Elizabeth Donnelly, CEO of the Women’s Engineering Society said: “Sadly, while the results of this survey are concerning, they are not surprising. We have seen that worryingly, STEM professionals from under-represented ethnicities find it more difficult to return to work and additionally, women are six times more likely to state that a lack of flexibility in working hours to allow for childcare responsibilities is a barrier to return.

“Many of these professionals took a career break for reasons outside of their control, but now, due to changing circumstances, are ready to get back to work. They are a highly educated, highly experienced and highly diverse group of STEM professionals who should not be overlooked. STEM organisations, industry leaders and hiring managers need to take note and think more broadly about how they access this hidden talent pool, giving talented professionals a fair chance.”
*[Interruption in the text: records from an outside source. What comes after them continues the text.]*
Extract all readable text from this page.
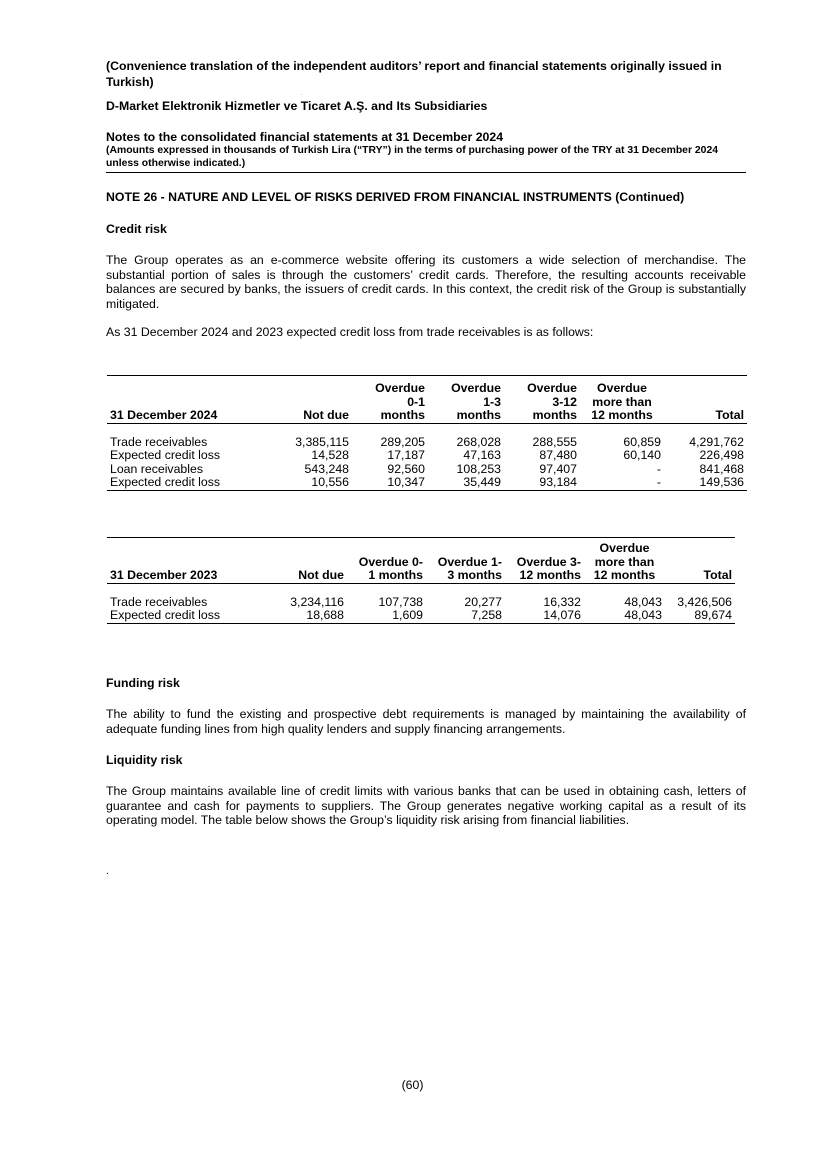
(Convenience translation of the independent auditors’ report and financial statements originally issued in Turkish)
.
D-Market Elektronik Hizmetler ve Ticaret A.Ş. and Its Subsidiaries
Notes to the consolidated financial statements at 31 December 2024
(Amounts expressed in thousands of Turkish Lira (“TRY”) in the terms of purchasing power of the TRY at 31 December 2024 unless otherwise indicated.)
NOTE 26 - NATURE AND LEVEL OF RISKS DERIVED FROM FINANCIAL INSTRUMENTS (Continued)
Credit risk

The Group operates as an e-commerce website offering its customers a wide selection of merchandise. The substantial portion of sales is through the customers’ credit cards. Therefore, the resulting accounts receivable balances are secured by banks, the issuers of credit cards. In this context, the credit risk of the Group is substantially mitigated.

As 31 December 2024 and 2023 expected credit loss from trade receivables is as follows:

		Overdue	Overdue	Overdue	Overdue	
		0-1	1-3	3-12	more than	
31 December 2024	Not due	months	months	months	12 months	Total

Trade receivables	3,385,115	289,205	268,028	288,555	60,859	4,291,762
Expected credit loss	14,528	17,187	47,163	87,480	60,140	226,498
Loan receivables	543,248	92,560	108,253	97,407	-	841,468
Expected credit loss	10,556	10,347	35,449	93,184	-	149,536

					Overdue	
		Overdue 0-	Overdue 1-	Overdue 3-	more than	
31 December 2023	Not due	1 months	3 months	12 months	12 months	Total

Trade receivables	3,234,116	107,738	20,277	16,332	48,043	3,426,506
Expected credit loss	18,688	1,609	7,258	14,076	48,043	89,674
Funding risk

The ability to fund the existing and prospective debt requirements is managed by maintaining the availability of adequate funding lines from high quality lenders and supply financing arrangements.

Liquidity risk

The Group maintains available line of credit limits with various banks that can be used in obtaining cash, letters of guarantee and cash for payments to suppliers. The Group generates negative working capital as a result of its operating model. The table below shows the Group’s liquidity risk arising from financial liabilities.

.
(60)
Haley StoreyHaley Storey, from Hampshire, is now in an engineering role after being away from the industry for 17 years. Haley took part in one of STEM Returners programmes with BAE Systems based in Portsmouth. After completing a 12-week placement working on a Type 45 Destroyer, she has now joined the company permanently as a Project Engineer, helping to find engineering solutions during ship maintenance or upkeep periods.

“I left my role as a production manager in 2003 when I started my family,” Haley said. “I was self-employed after that but as my role wasn’t related to engineering, I couldn’t see a way to get back in when I wanted to restart my career.

“The STEM Returner scheme seemed to be directed at people just like me – someone who had previously been in a technical job but had been away for a period of time.

“My CV would probably not have made the first round of the recruitment process, but the scheme enabled me to work alongside an experienced engineer and I was able to learn from him and get to grips with the workings of a large organisation. 

“Career breaks should not put good people at the bottom of the list – we still have ability, knowledge and often transferable skills so it would be great for that to be recognised.”

Rebecca Pearce, BAE Systems Maritime Services, added: “Over the years we’ve recruited fantastic talent that we wouldn’t normally have had access to. We really want to celebrate the success and calibre of candidates we’ve recruited through the STEM Returner programme, and to recommend that more people use this method of recruitment.”